As shown in FIG. 19, in the normally white mode, the transmittance (or reflectance) of the pixel 110 increases as the applied voltage to the pixel 110 decreases. For this reason, in the normally white mode, for example, the pixel 110 whose applied voltage specified for the pixel 110 is the threshold voltage JV or less becomes a bright pixel (second pixel), and the pixel 110 that exceeds the threshold voltage JV is a dark pixel ( First pixel).
Regarding the video processing executed by the video processing circuit 30, in the case of the normally white mode liquid crystal panel 100, the relationship between the voltage applied to the liquid crystal element 120 of the pixel 110 and the transmittance is the normally black mode liquid crystal panel. In contrast to the case of 100, the voltage to be applied to the liquid crystal element 120 increases as the transmittance (or reflectance) decreases. However, the video processing circuit 30A may perform the same video processing as in the above-described embodiments except for this point.

(Modification 4)
The dark pixel and the bright pixel may not be defined by the conditions described in the above embodiments. For example, a pixel whose applied voltage specified for the pixel 110 is less than or equal to a predetermined threshold may be a dark pixel, and a pixel whose specified applied voltage is greater than or equal to this threshold may be a bright pixel ( (Normally black mode). That is, a dark pixel and a bright pixel are two adjacent pixels, and are defined by a combination of a pixel 110 to which a certain applied voltage is specified and a pixel 110 to which a higher applied voltage is specified. That's fine.
The configurations of the video processing circuit 30 described in FIG. 7 and the video processing circuit 30A described in FIG. 15 are merely examples. For example, the configuration may be realized by a circuit in which two or more blocks are integrated, or a part of the blocks It may be realized by a circuit in which is omitted.
Moreover, the specific numerical value demonstrated by embodiment mentioned above is an example to the last.
In addition, the order of the processes described in the above-described embodiments may be changed as appropriate.
Further, the liquid crystal panel 100 is not limited to a transmissive type, and may be a reflective type, for example.

[Electronics]
As an example of an electronic apparatus using the electro-optical device 1 according to each embodiment described above, a projection display device (projector) using the liquid crystal panel 100 as a light valve (that is, a light modulator) will be described. FIG. 20 is a plan view showing the configuration of the projector.
As shown in FIG. 20, a projector 2100 is provided with a lamp unit 2102 made of a white light source such as a halogen lamp. The projection light emitted from the lamp unit 2102 is separated into three primary colors of R, G, and B by three mirrors 2106 and two dichroic mirrors 2108 arranged inside, and corresponds to each primary color. Led to the light valves 100R, 100G and 100B. Note that B light has a longer optical path than other R and G colors, and therefore, in order to prevent loss thereof, the B light passes through a relay lens system 2121 including an incident lens 2122, a relay lens 2123, and an exit lens 2124. Led.

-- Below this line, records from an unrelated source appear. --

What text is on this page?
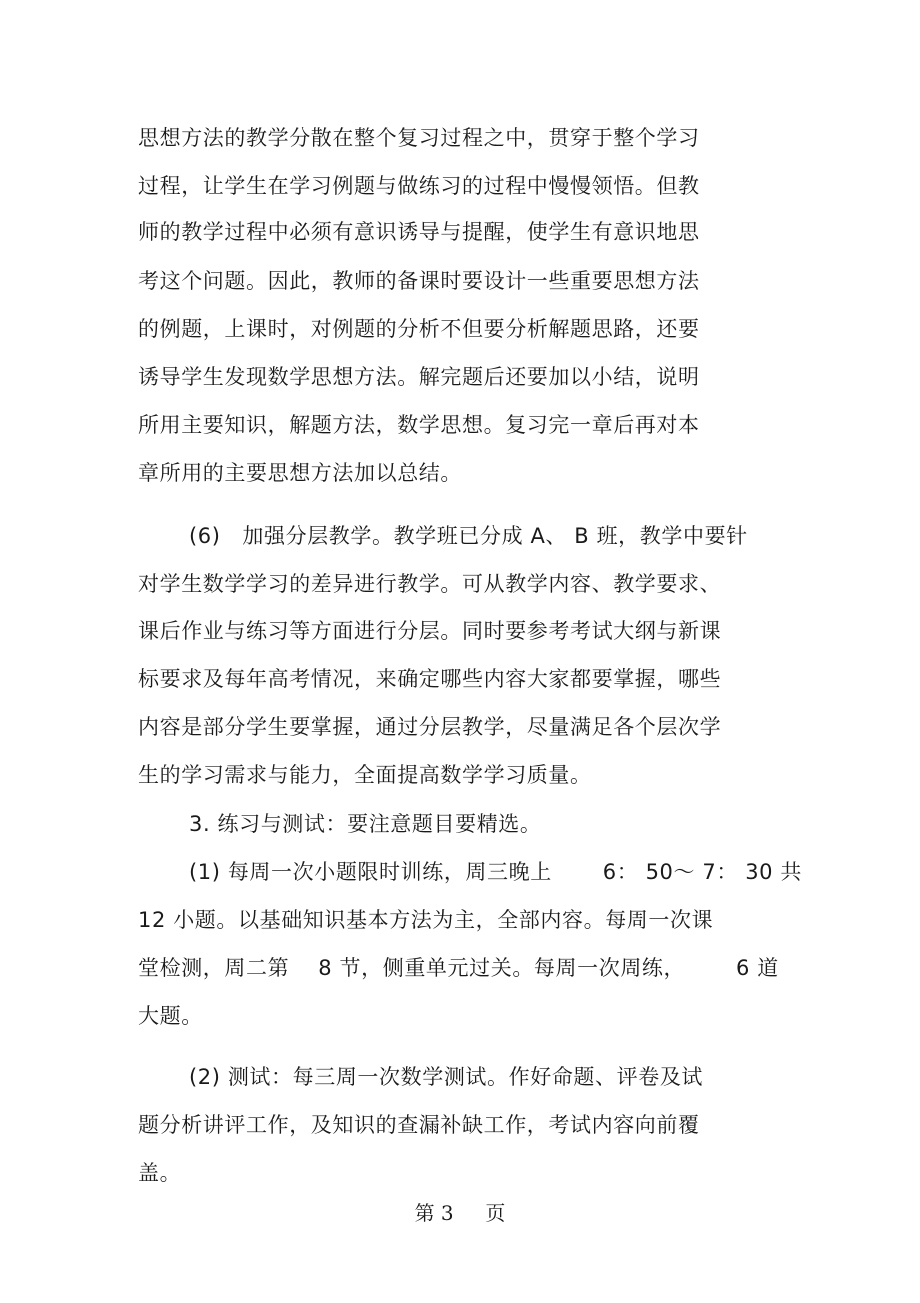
思想方法的教学分散在整个复习过程之中，贯穿于整个学习
过程，让学生在学习例题与做练习的过程中慢慢领悟。但教
师的教学过程中必须有意识诱导与提醒，使学生有意识地思
考这个问题。因此，教师的备课时要设计一些重要思想方法
的例题，上课时，对例题的分析不但要分析解题思路，还要
诱导学生发现数学思想方法。解完题后还要加以小结，说明
所用主要知识，解题方法，数学思想。复习完一章后再对本
章所用的主要思想方法加以总结。
(6)   加强分层教学。教学班已分成 A、 B 班，教学中要针
对学生数学学习的差异进行教学。可从教学内容、教学要求、
课后作业与练习等方面进行分层。同时要参考考试大纲与新课
标要求及每年高考情况，来确定哪些内容大家都要掌握，哪些
内容是部分学生要掌握，通过分层教学，尽量满足各个层次学
生的学习需求与能力，全面提高数学学习质量。
3. 练习与测试：要注意题目要精选。
(1) 每周一次小题限时训练，周三晚上       6： 50～ 7： 30 共
12 小题。以基础知识基本方法为主，全部内容。每周一次课
堂检测，周二第    8 节，侧重单元过关。每周一次周练，       6 道
大题。
(2) 测试：每三周一次数学测试。作好命题、评卷及试
题分析讲评工作，及知识的查漏补缺工作，考试内容向前覆
盖。
第 3     页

In the projector 2100, three sets of electro-optical devices 1 including the liquid crystal panel 100 are provided corresponding to each of R color, G color, and B color. The configuration of the light valves 100R, 100G, and 100B is the same as that of the liquid crystal panel 100 described above. Each of the primary color component video signals of R color, G color, and B color is supplied from an external upper circuit, and the light valves 100R, 100G, and 100B are driven.
The lights modulated by the light valves 100R, 100G, and 100B are incident on the dichroic prism 2112 from three directions. In the dichroic prism 2112, the R and B light beams are refracted at 90 degrees, while the G light beam travels straight. Therefore, after the images of the respective primary colors are combined, a color image is projected onto the screen 2120 by the projection lens 2114.

  Since light corresponding to each of R color, G color, and B color is incident on the light valves 100R, 100G, and 100B by the dichroic mirror 2108, it is not necessary to provide a color filter. In addition, the transmission images of the light valves 100R and 100B are projected after being reflected by the dichroic prism 2112, whereas the transmission image of the light valve 100G is projected as it is, so the horizontal scanning direction by the light valves 100R and 100B is The image is reversed in the horizontal scanning direction by the light valve 100G and displayed in an inverted image.

  As electronic devices, in addition to the projector described with reference to FIG. 20, a television, a viewfinder type / direct monitor type video tape recorder, a car navigation device, a pager, an electronic notebook, a calculator, a word processor, a workstation , A video phone, a POS terminal, a digital still camera, a mobile phone, and a device equipped with a touch panel. The electro-optical device 1 can be applied to these various electronic devices.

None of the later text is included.